GDC dipimpin oleh Mordechai Kahane, seorang pengusaha Israel yang bekerja dengan intelijen Israel selama perang di Suriah untuk mempersenjatai kelompok teroris yang berusaha menggulingkan pemerintahan Presiden Suriah Bashar al-Assad.
Meskipun tidak ada angka resmi mengenai besarnya kontrak yang ditawarkan Tel Aviv kepada perusahaan-perusahaan keuangan tersebut, Globes mengatakan Lt. Kol. Yochanan Zoraf, peneliti di Institut Studi Keamanan Nasional (INSS) dan mantan penasihat urusan Arab. Tentara Israel mengatakan angkanya bisa mencapai “miliar syikal per tahun.”
“Ini bukan perusahaan yang akan mengurus kehidupan sehari-hari masyarakat,” tegas Zoraf, seraya menambahkan bahwa “tanggung jawab pertahanan [Gaza Utara] dan tanggung jawab rakyat” berada di tangan Israel.

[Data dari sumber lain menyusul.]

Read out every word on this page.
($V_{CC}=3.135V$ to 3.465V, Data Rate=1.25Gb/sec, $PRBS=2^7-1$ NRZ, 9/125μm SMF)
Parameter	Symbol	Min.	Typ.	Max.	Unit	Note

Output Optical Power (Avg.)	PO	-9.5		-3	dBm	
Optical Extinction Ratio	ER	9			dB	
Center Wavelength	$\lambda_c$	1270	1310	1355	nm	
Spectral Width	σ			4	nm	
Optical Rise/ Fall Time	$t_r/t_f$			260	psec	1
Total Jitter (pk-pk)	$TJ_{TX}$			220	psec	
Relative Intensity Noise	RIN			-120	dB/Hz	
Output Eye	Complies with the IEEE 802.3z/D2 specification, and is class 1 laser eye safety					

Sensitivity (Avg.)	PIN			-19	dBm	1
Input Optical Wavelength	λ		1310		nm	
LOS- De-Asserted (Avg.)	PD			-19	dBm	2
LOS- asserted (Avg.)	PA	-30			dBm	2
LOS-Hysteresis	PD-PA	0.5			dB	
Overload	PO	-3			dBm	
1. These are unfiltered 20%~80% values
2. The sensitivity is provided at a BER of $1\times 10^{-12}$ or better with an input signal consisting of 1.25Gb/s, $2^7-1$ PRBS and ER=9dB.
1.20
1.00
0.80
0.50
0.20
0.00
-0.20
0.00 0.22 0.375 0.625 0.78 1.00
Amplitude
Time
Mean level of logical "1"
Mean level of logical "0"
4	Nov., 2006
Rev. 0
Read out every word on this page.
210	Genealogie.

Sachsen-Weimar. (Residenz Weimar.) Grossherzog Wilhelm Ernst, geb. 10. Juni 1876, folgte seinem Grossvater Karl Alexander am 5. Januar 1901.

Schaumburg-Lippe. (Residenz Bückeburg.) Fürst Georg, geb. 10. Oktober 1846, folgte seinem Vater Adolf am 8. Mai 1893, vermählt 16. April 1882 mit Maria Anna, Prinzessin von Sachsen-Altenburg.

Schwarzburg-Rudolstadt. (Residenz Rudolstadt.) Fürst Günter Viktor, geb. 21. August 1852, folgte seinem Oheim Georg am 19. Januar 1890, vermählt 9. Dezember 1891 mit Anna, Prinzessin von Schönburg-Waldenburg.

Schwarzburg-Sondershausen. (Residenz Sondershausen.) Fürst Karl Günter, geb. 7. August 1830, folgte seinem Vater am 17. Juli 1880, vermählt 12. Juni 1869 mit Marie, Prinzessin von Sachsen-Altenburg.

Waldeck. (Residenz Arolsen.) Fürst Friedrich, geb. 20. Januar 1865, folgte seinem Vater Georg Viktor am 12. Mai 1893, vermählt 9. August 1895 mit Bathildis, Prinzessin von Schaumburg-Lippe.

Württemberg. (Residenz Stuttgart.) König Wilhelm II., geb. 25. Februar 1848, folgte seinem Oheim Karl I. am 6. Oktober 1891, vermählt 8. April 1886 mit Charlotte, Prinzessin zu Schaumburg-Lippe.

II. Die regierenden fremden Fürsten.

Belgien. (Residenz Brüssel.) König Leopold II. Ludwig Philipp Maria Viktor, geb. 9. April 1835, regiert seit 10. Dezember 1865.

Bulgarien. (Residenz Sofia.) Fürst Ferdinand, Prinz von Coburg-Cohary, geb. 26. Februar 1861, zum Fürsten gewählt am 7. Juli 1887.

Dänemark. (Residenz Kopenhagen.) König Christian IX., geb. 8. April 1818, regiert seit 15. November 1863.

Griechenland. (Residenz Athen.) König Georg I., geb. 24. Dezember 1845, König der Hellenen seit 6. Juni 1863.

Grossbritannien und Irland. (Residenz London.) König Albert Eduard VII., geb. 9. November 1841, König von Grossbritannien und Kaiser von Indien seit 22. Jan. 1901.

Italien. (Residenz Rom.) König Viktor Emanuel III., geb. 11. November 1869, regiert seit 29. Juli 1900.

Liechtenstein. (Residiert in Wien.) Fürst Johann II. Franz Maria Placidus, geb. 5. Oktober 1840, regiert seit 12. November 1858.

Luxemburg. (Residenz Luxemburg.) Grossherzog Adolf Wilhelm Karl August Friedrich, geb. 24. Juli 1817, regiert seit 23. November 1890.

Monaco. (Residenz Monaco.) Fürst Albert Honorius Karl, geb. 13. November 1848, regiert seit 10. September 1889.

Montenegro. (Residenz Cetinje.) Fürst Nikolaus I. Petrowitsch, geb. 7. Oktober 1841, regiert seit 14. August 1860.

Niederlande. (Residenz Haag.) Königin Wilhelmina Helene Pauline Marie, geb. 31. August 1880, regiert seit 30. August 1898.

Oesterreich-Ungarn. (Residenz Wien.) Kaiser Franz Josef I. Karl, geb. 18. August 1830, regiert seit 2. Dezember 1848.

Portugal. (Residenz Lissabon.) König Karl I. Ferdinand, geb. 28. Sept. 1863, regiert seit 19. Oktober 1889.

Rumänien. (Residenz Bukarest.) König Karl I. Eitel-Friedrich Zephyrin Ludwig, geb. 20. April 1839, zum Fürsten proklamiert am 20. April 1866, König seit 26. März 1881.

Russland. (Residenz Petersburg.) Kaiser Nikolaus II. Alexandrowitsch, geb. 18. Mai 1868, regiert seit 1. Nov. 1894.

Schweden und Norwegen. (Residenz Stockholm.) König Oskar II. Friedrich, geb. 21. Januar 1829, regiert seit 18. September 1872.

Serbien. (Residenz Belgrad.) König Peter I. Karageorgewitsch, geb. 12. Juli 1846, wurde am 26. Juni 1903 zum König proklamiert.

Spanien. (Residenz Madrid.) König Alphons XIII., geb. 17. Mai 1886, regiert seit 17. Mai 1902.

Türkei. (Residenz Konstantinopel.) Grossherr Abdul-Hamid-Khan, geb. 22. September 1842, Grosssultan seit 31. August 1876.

Mantan pejabat itu juga mengatakan bahwa Tel Aviv mungkin “meminta Amerika Serikat – atau negara lain – untuk membantu proyek tersebut.”
Pada hari Selasa, Israel Hayom melaporkan bahwa program percontohan tersebut tidak mendapat persetujuan dari pengadilan keamanan “karena kesulitan hukum dalam mendefinisikan peran” berdasarkan hukum internasional.
“Untuk menghindari hambatan hukum, badan keamanan sedang mempertimbangkan untuk menarik dana asing dari organisasi kemanusiaan atau [perusahaan keuangan] asing yang memerlukan biaya puluhan juta dolar untuk beroperasi,” tambah laporan itu. Gunakan tentara bayaran selama pencarian
Sejak awal genosida Palestina di Gaza, pemerintah Israel telah beralih ke tentara bayaran untuk menyelesaikan masalah perekrutan.
Hal ini termasuk bekerja sama dengan intelijen Jerman untuk mencari pencari suaka dari Afghanistan, Libya dan Suriah.
“Selama tujuh bulan terakhir, Values Initiative Association dan German-Israel Association (DIG) telah berupaya mencari pengungsi dari negara-negara yang dilanda perang sebagai tentara bayaran bagi 84 juta penduduk Israel.
“Mereka menawarkan gaji bulanan sebesar 4.000 (Rs 67 juta) hingga 5.000 (Rs 84 juta) dan untuk segera mendapatkan warga negara Jerman, banyak yang ikut-ikutan. Laporan menunjukkan bahwa sekitar 4.000 imigran menetap antara bulan September dan Oktober saja penulis The Cradle jurnalis Mohamed Nader al-Omari.